What to Know About Put Buying
One popular alternative to short selling is buying put options. Put options give the buyer the right to sell shares of stock at the contract’s strike price on the contract’s expiration date.

There are several pros to buying put contracts. First, put contracts have downside capped at 100% of the premium paid while the max potential upside is the strike price minus the premium paid.  In the event a short squeeze or buyout sends the stock skyrocketing, you won’t end up potentially losing 200%, 300% or even 1,000% of your initial position.

One con of buying put options is that even if you are correct in predicting a negative price movement, you may still lose money on put options if the stock doesn’t move far enough in the right direction. When you buy an option contract, you are paying a time value premium up front that you only recover if the stock moves far enough below the strike price.
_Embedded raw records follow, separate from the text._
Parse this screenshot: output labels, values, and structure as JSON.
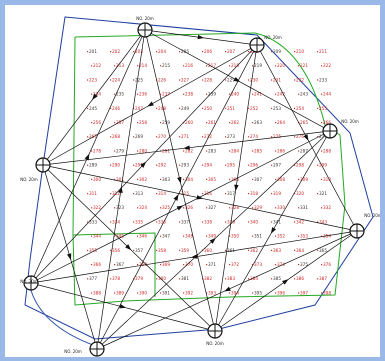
{
  "stations": [
    {
      "id": "st1",
      "label": "NO. 20m"
    },
    {
      "id": "st2",
      "label": "NO. 20m"
    },
    {
      "id": "st3",
      "label": "NO. 20m"
    },
    {
      "id": "st4",
      "label": "NO. 20m"
    },
    {
      "id": "st5",
      "label": "NO. 20m"
    },
    {
      "id": "st6",
      "label": "NO. 20m"
    },
    {
      "id": "st7",
      "label": "NO. 20m"
    },
    {
      "id": "st8",
      "label": "NO. 20m"
    },
    {
      "id": "st9",
      "label": "NO. 20m"
    }
  ],
  "grid": {
    "rows": 18,
    "cols": 11,
    "start_number": 201,
    "number_color": "#cc2222",
    "label_color": "#333333"
  },
  "colors": {
    "background": "#9ab8e8",
    "canvas": "#ffffff",
    "outer_boundary": "#1f3fa0",
    "inner_boundary": "#22aa22",
    "survey_lines": "#111111",
    "arc": "#3355aa"
  }
}
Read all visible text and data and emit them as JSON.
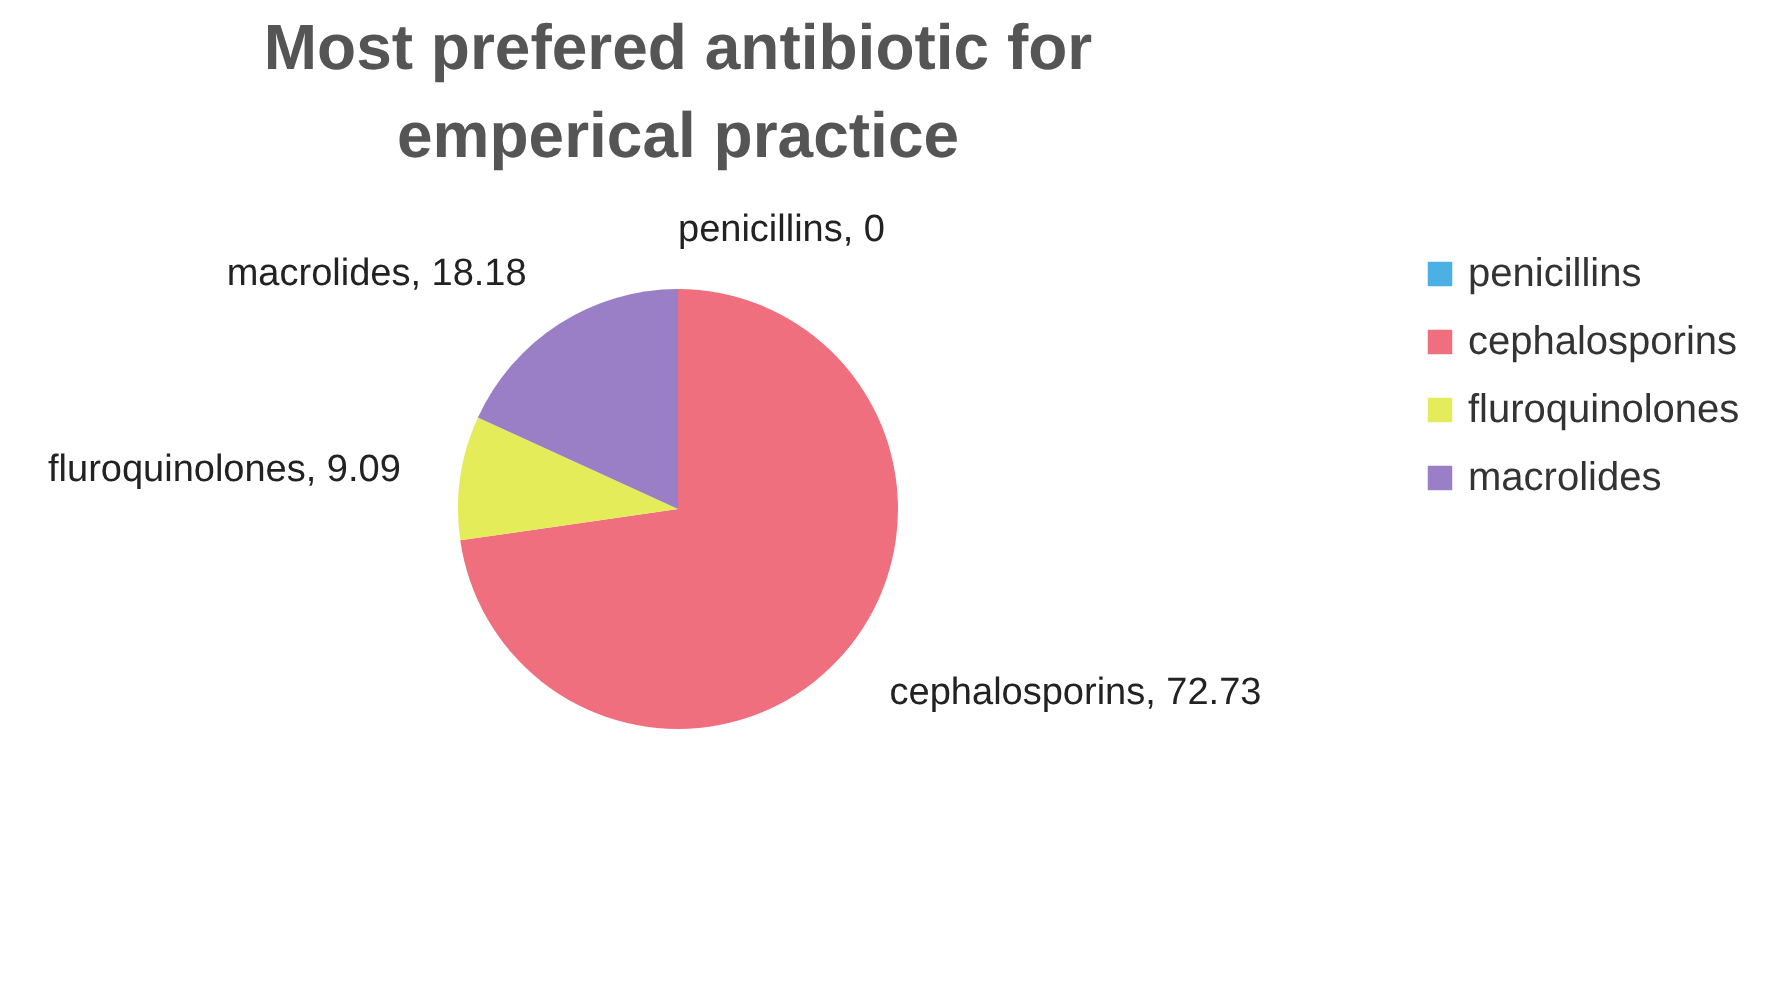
{
  "chart_data": {
    "type": "pie",
    "title": "Most prefered antibiotic for emperical practice",
    "categories": [
      "penicillins",
      "cephalosporins",
      "fluroquinolones",
      "macrolides"
    ],
    "values": [
      0,
      72.73,
      9.09,
      18.18
    ],
    "colors": [
      "#4bb0e6",
      "#ef6f7e",
      "#e4ec5a",
      "#9a7fc6"
    ],
    "value_labels": [
      "penicillins, 0",
      "cephalosporins, 72.73",
      "fluroquinolones, 9.09",
      "macrolides, 18.18"
    ],
    "legend": "right"
  }
}
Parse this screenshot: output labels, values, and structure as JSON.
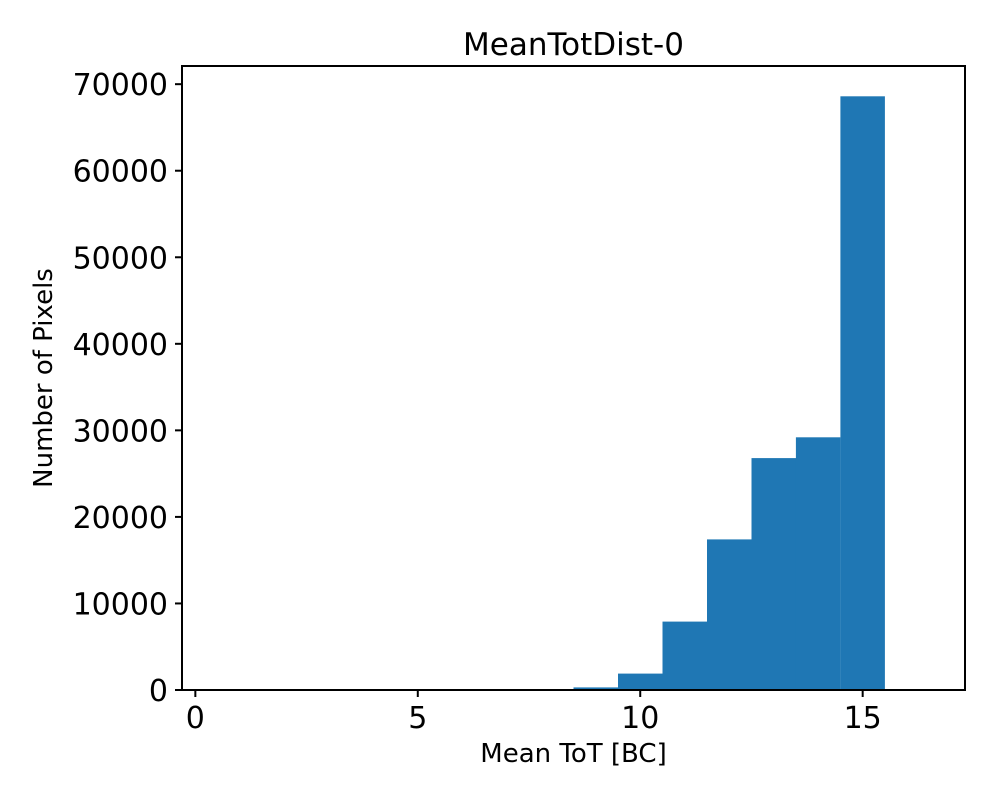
{
  "chart_data": {
    "type": "bar",
    "subtype": "histogram",
    "title": "MeanTotDist-0",
    "xlabel": "Mean ToT [BC]",
    "ylabel": "Number of Pixels",
    "bar_color": "#1f77b4",
    "axis_color": "#000000",
    "background_color": "#ffffff",
    "bin_width": 1,
    "bin_edges": [
      8.5,
      9.5,
      10.5,
      11.5,
      12.5,
      13.5,
      14.5,
      15.5
    ],
    "counts": [
      300,
      1900,
      7900,
      17400,
      26800,
      29200,
      68600
    ],
    "xlim": [
      -0.3,
      17.3
    ],
    "ylim": [
      0,
      72100
    ],
    "xticks": [
      0,
      5,
      10,
      15
    ],
    "yticks": [
      0,
      10000,
      20000,
      30000,
      40000,
      50000,
      60000,
      70000
    ],
    "grid": false,
    "legend": null
  }
}
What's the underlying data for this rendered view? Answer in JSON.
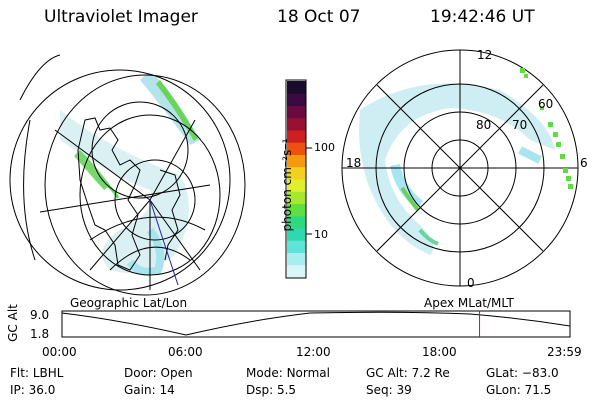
{
  "header": {
    "instrument": "Ultraviolet Imager",
    "date": "18 Oct 07",
    "time": "19:42:46 UT"
  },
  "colorbar": {
    "label": "photon cm⁻²s⁻¹",
    "ticks": [
      "100",
      "10"
    ],
    "colors": [
      "#1b0b2e",
      "#3a0a40",
      "#6a0a40",
      "#9a1030",
      "#cc2020",
      "#ee5010",
      "#f59a10",
      "#f2d020",
      "#dfef30",
      "#a6e830",
      "#60e040",
      "#30d880",
      "#30d8b0",
      "#60e4d8",
      "#a8eef0",
      "#d8f6f8"
    ]
  },
  "polar": {
    "lat_labels": [
      "80",
      "70",
      "60"
    ],
    "mlt_labels": {
      "top": "12",
      "left": "18",
      "right": "6",
      "bottom": "0"
    }
  },
  "maps": {
    "left_caption": "Geographic Lat/Lon",
    "right_caption": "Apex MLat/MLT"
  },
  "timeline": {
    "ylabel": "GC Alt",
    "ytick_top": "9.0",
    "ytick_bottom": "1.8",
    "xticks": [
      "00:00",
      "06:00",
      "12:00",
      "18:00",
      "23:59"
    ],
    "marker_color": "#ff0000",
    "marker_time": "19:42:46"
  },
  "status": {
    "row1": [
      {
        "label": "Flt:",
        "value": "LBHL"
      },
      {
        "label": "Door:",
        "value": "Open"
      },
      {
        "label": "Mode:",
        "value": "Normal"
      },
      {
        "label": "GC Alt:",
        "value": "7.2 Re"
      },
      {
        "label": "GLat:",
        "value": "−83.0"
      }
    ],
    "row2": [
      {
        "label": "IP:",
        "value": "36.0"
      },
      {
        "label": "Gain:",
        "value": "14"
      },
      {
        "label": "Dsp:",
        "value": "5.5"
      },
      {
        "label": "Seq:",
        "value": "39"
      },
      {
        "label": "GLon:",
        "value": "71.5"
      }
    ]
  }
}
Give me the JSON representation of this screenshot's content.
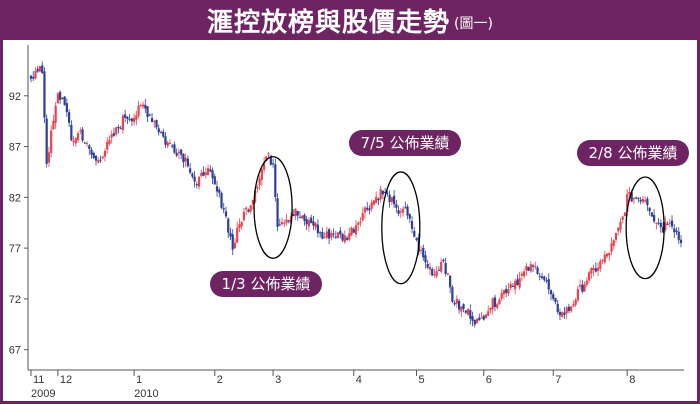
{
  "header": {
    "title": "滙控放榜與股價走勢",
    "subtitle": "(圖一)"
  },
  "colors": {
    "banner": "#6e2462",
    "up": "#e8434f",
    "down": "#2b3e9a",
    "ellipse": "#000000"
  },
  "chart_data": {
    "type": "candlestick",
    "title": "滙控放榜與股價走勢",
    "subtitle": "(圖一)",
    "ylim": [
      65,
      97
    ],
    "yticks": [
      92,
      87,
      82,
      77,
      72,
      67
    ],
    "grid": false,
    "x_ticks": [
      {
        "label": "11",
        "idx": 0
      },
      {
        "label": "12",
        "idx": 12
      },
      {
        "label": "1",
        "idx": 46
      },
      {
        "label": "2",
        "idx": 82
      },
      {
        "label": "3",
        "idx": 108
      },
      {
        "label": "4",
        "idx": 144
      },
      {
        "label": "5",
        "idx": 172
      },
      {
        "label": "6",
        "idx": 202
      },
      {
        "label": "7",
        "idx": 233
      },
      {
        "label": "8",
        "idx": 266
      }
    ],
    "year_labels": [
      {
        "label": "2009",
        "idx": 0
      },
      {
        "label": "2010",
        "idx": 46
      }
    ],
    "annotations": [
      {
        "text": "1/3 公佈業績",
        "center_idx": 108,
        "y_top": 86,
        "y_bottom": 76
      },
      {
        "text": "7/5 公佈業績",
        "center_idx": 165,
        "y_top": 84.5,
        "y_bottom": 73.5
      },
      {
        "text": "2/8 公佈業績",
        "center_idx": 274,
        "y_top": 84,
        "y_bottom": 74
      }
    ],
    "anchors": [
      [
        0,
        94.0
      ],
      [
        5,
        94.5
      ],
      [
        7,
        85.5
      ],
      [
        12,
        92.0
      ],
      [
        15,
        91.5
      ],
      [
        18,
        87.5
      ],
      [
        22,
        88.5
      ],
      [
        26,
        86.5
      ],
      [
        29,
        85.5
      ],
      [
        34,
        87.0
      ],
      [
        38,
        88.5
      ],
      [
        42,
        90.0
      ],
      [
        46,
        90.0
      ],
      [
        50,
        91.0
      ],
      [
        55,
        89.5
      ],
      [
        60,
        87.5
      ],
      [
        66,
        86.5
      ],
      [
        70,
        85.5
      ],
      [
        74,
        83.0
      ],
      [
        78,
        85.0
      ],
      [
        82,
        83.0
      ],
      [
        86,
        81.0
      ],
      [
        90,
        77.0
      ],
      [
        94,
        80.0
      ],
      [
        98,
        81.5
      ],
      [
        101,
        83.5
      ],
      [
        105,
        86.0
      ],
      [
        108,
        85.5
      ],
      [
        110,
        79.5
      ],
      [
        114,
        80.0
      ],
      [
        118,
        80.5
      ],
      [
        122,
        79.5
      ],
      [
        126,
        79.5
      ],
      [
        130,
        78.0
      ],
      [
        134,
        78.5
      ],
      [
        140,
        78.0
      ],
      [
        144,
        79.0
      ],
      [
        148,
        80.5
      ],
      [
        152,
        81.5
      ],
      [
        156,
        82.5
      ],
      [
        160,
        82.0
      ],
      [
        163,
        80.5
      ],
      [
        166,
        81.0
      ],
      [
        170,
        79.0
      ],
      [
        172,
        77.5
      ],
      [
        176,
        75.5
      ],
      [
        180,
        74.5
      ],
      [
        184,
        76.0
      ],
      [
        188,
        72.0
      ],
      [
        192,
        71.0
      ],
      [
        196,
        70.5
      ],
      [
        200,
        69.5
      ],
      [
        203,
        71.0
      ],
      [
        206,
        71.5
      ],
      [
        210,
        72.5
      ],
      [
        214,
        73.5
      ],
      [
        218,
        74.0
      ],
      [
        222,
        75.0
      ],
      [
        226,
        75.0
      ],
      [
        230,
        73.5
      ],
      [
        233,
        71.5
      ],
      [
        237,
        70.5
      ],
      [
        240,
        71.0
      ],
      [
        244,
        72.5
      ],
      [
        248,
        74.0
      ],
      [
        252,
        75.0
      ],
      [
        256,
        76.0
      ],
      [
        260,
        77.5
      ],
      [
        264,
        80.0
      ],
      [
        266,
        82.0
      ],
      [
        270,
        82.0
      ],
      [
        274,
        82.0
      ],
      [
        278,
        80.0
      ],
      [
        282,
        79.0
      ],
      [
        285,
        80.0
      ],
      [
        288,
        78.5
      ],
      [
        290,
        77.5
      ]
    ]
  }
}
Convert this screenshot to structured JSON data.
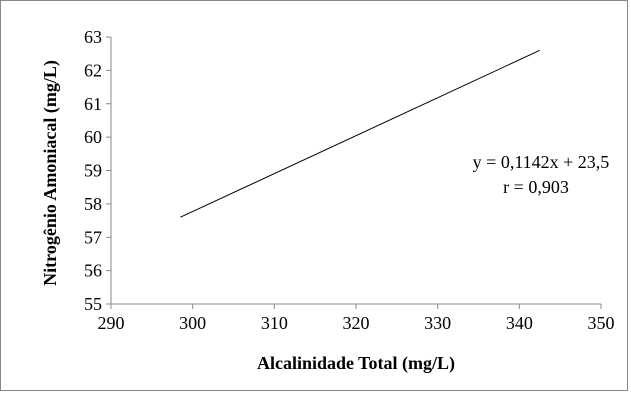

When shorting a stock, every cent the stock moves in your direction is a profit.

Another disadvantage of buying puts is time. You can theoretically wait as long as you want for your short position to pay off, but a put buy must work by the expiration date of the contract.

And the Winner Is…
Unfortunately, there is no clear winner between put-buying and short-selling. Both strategies have pros and cons that make them each useful in unique ways given a trader’s strategy, risk tolerance and goals.